Due cose le sappiamo: 1. l’elettorato statunitense è diviso a metà, con una frattura più antropologica che politica; 2. la campagna elettorale è stata giocata al passato, fra il tornare grandi come una volta e il conservare le libertà di una volta, con idee e personale modesti, in un Paese che domina il presente digitale dell’economia del futuro, avendo prodotto le migliori menti e i più avventurosi imprenditori del settore. Sapremo ora chi abiterà la Casa Bianca. È normale che ci sia una relazione fra la vita politica e istituzionale europea e quella statunitense, legate come sono dall’Alleanza Atlantica e dall’essere le più forti e stabili democrazie del mondo. Non è normale che la sicurezza europea dipenda dall’esito di elezioni cui non possiamo partecipare.
Ciascun Paese europeo – con l’eccezione dell’Ungheria – conferma il sostegno all’Ucraina, così come lo fa l’Unione europea. Ma non possiamo nasconderci che nessuno di noi e neanche tutti messi assieme potremmo fare fronte a un eventuale (e non alle viste) disimpegno americano. Eppure quella è una nostra, non una loro frontiera. Ha a che vedere non soltanto con la sicurezza militare ma anche con la credibilità nei confronti di altri europei, oggi non ricompresi nell’Ue.
I recenti esiti elettorali in Georgia e Moldavia dovremmo leggerli come questioni a noi molto vicine e non (solo) come affari loro. Il tema ineludibile di tutti i popoli che furono sotto il tallone dell’Unione Sovietica è l’influenza e talora il dominio russo. Se passa il principio hitleriano che se uno parla russo dev’essere conquistato dalla o ceduto alla Russia, allora quei due Paesi hanno le ore contate. E se i loro elettori europeisti faticano a essere la metà non è perché gli altri desiderino dipendere da Mosca, ma perché non vogliono fare la fine degli ucraini e sanno che l’Ue non sarebbe in grado di difenderli.

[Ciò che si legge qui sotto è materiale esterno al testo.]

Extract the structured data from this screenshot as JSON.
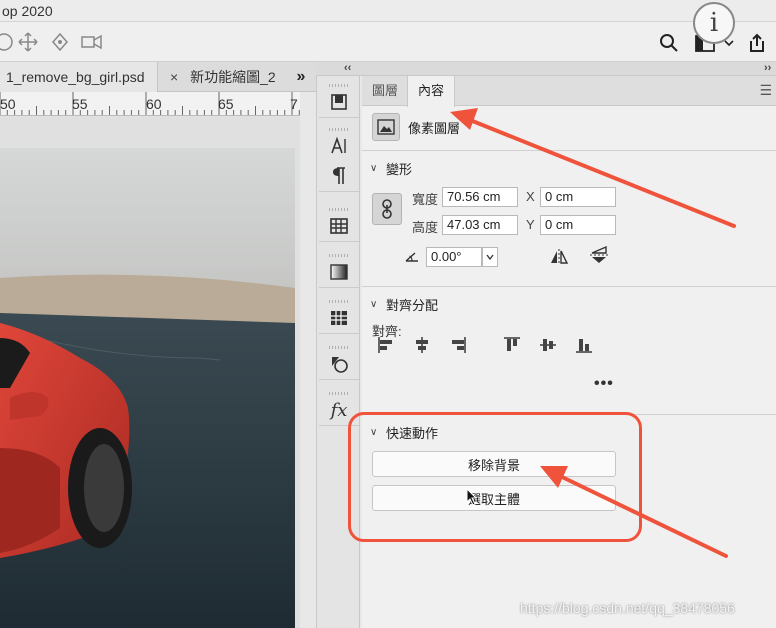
{
  "window": {
    "title": "op 2020"
  },
  "document_tabs": [
    {
      "label": "1_remove_bg_girl.psd",
      "active": true
    },
    {
      "label": "新功能縮圖_2",
      "active": false
    }
  ],
  "tabs_overflow_label": "»",
  "ruler": {
    "labels": [
      "50",
      "55",
      "60",
      "65",
      "7"
    ]
  },
  "panel": {
    "tabs": [
      {
        "label": "圖層",
        "active": false
      },
      {
        "label": "內容",
        "active": true
      }
    ],
    "layer_type_label": "像素圖層",
    "transform": {
      "header": "變形",
      "width_label": "寬度",
      "width_value": "70.56 cm",
      "height_label": "高度",
      "height_value": "47.03 cm",
      "x_label": "X",
      "x_value": "0 cm",
      "y_label": "Y",
      "y_value": "0 cm",
      "angle_value": "0.00°"
    },
    "align": {
      "header": "對齊分配",
      "subheader": "對齊:",
      "more_label": "•••"
    },
    "quick_actions": {
      "header": "快速動作",
      "remove_bg_label": "移除背景",
      "select_subject_label": "選取主體"
    }
  },
  "annotations": {
    "accent": "#f0533c"
  },
  "watermark": "https://blog.csdn.net/qq_38478056"
}
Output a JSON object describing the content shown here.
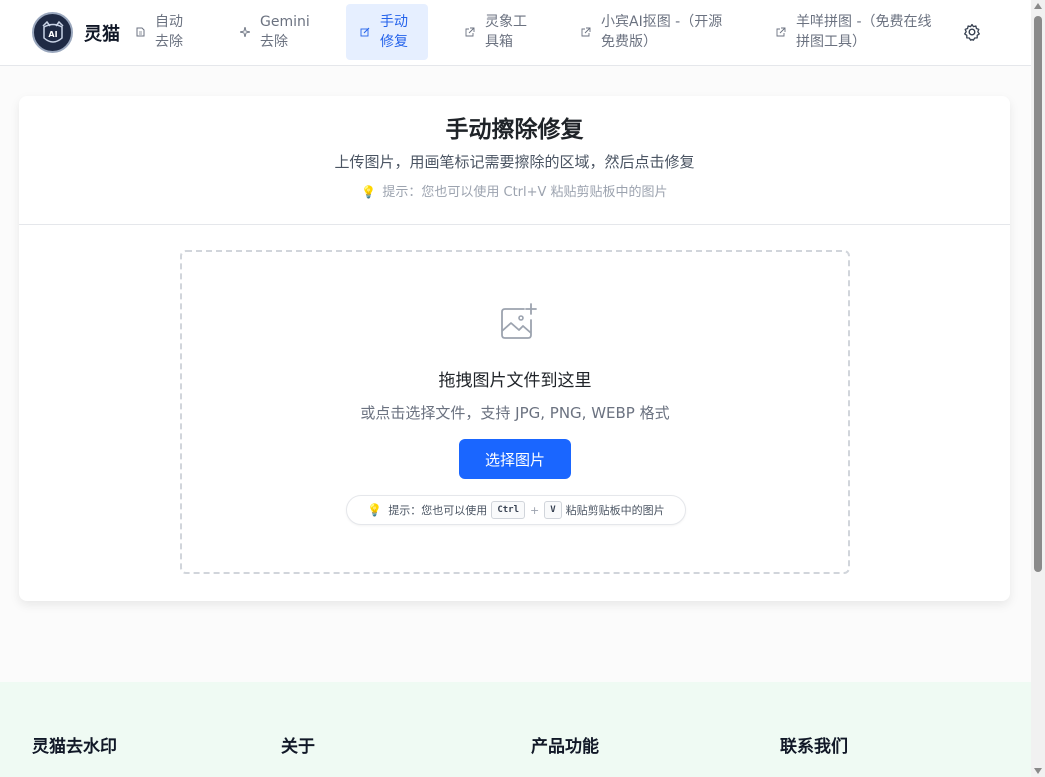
{
  "header": {
    "brand": "灵猫",
    "logo_text": "AI",
    "nav": [
      {
        "line1": "自动",
        "line2": "去除",
        "icon": "document-icon"
      },
      {
        "line1": "Gemini",
        "line2": "去除",
        "icon": "sparkle-icon"
      },
      {
        "line1": "手动",
        "line2": "修复",
        "icon": "edit-icon",
        "active": true
      },
      {
        "line1": "灵象工",
        "line2": "具箱",
        "icon": "external-link-icon"
      },
      {
        "line1": "小宾AI抠图 -（开源",
        "line2": "免费版）",
        "icon": "external-link-icon"
      },
      {
        "line1": "羊咩拼图 -（免费在线",
        "line2": "拼图工具）",
        "icon": "external-link-icon"
      }
    ]
  },
  "card": {
    "title": "手动擦除修复",
    "subtitle": "上传图片，用画笔标记需要擦除的区域，然后点击修复",
    "tip": "提示：您也可以使用 Ctrl+V 粘贴剪贴板中的图片"
  },
  "dropzone": {
    "title": "拖拽图片文件到这里",
    "subtitle": "或点击选择文件，支持 JPG, PNG, WEBP 格式",
    "button": "选择图片",
    "hint_prefix": "提示：您也可以使用",
    "key1": "Ctrl",
    "plus": "+",
    "key2": "V",
    "hint_suffix": "粘贴剪贴板中的图片"
  },
  "footer": {
    "columns": [
      "灵猫去水印",
      "关于",
      "产品功能",
      "联系我们"
    ]
  },
  "colors": {
    "accent": "#1a66ff",
    "active_nav_bg": "#e6efff",
    "footer_bg": "#effaf3"
  }
}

Insomma, l’incertezza di queste ore dovrebbe spingerci a prendere decisioni difficili ma necessarie. La difesa comune deve partire subito e, come per altre materie, se non tutti i Paesi dell’Ue desiderano farne parte è bene che partano quelli che la considerano essenziale. Come si è fatto per la moneta. La regola dovrebbe essere: no ad accordi soltanto fra due Paesi Ue e sì a cooperazione rafforzata fra quanti intendono avviare difesa o altre materie in comune, oltre quelle già previste; intanto inizia chi ci sta e si impegna, domani, a non ostacolare l’ingresso di chi vorrà entrare. Circa l’allargamento dell’Ue ad altri Paesi dell’Est, la scelta non sia solo fra dentro o fuori: ha ragione Macron, quando propone un’area di europeismo facilmente accogliente che non sia l’ingresso istituzionale in Ue. Se prima non si cambiano le regole decisionali interne è pericoloso allargarsi a Paesi la cui mutevolezza è sotto ai nostri occhi.
Le democrazie hanno le loro regole e vanno rispettate, anche quando costano tempo. Ma senza esagerare: si è votato a giugno e la nuova Commissione europea, bene che vada, si insedierà a gennaio. Nel frattempo il rapporto Draghi, ovvero il testo che più riguarda il futuro, sembra essere divenuto un ricordo del passato. E non ci sono soltanto le regole istituzionali, ma anche i costumi culturali e politici: i francesi possono ben eleggere un presidente e poi togliergli la maggioranza all’Assemblea, i tedeschi possono ben far vincere i socialdemocratici e poi stufarsene e così via, ma ciascuno deve considerare il governo dell’altro come espressione della sovranità nazionale, pertanto non immobilizzabile o immobilizzante per la sua eventuale debolezza interna. Quella riguarda i suoi cittadini, mentre per i cittadini europei conta quel che si decide e fa assieme. Se non prendiamo questo costume non avremo un procedere armonioso e continueremo a vivere intoppi.
Ci sta che ci sia stata una lunga attesa dei risultati americani, ma va male che sia disattesa la funzione autonoma e vitale dell’Ue. Il tempo per diventare adulti e prendere in mano il destino unitario è alle nostre spalle.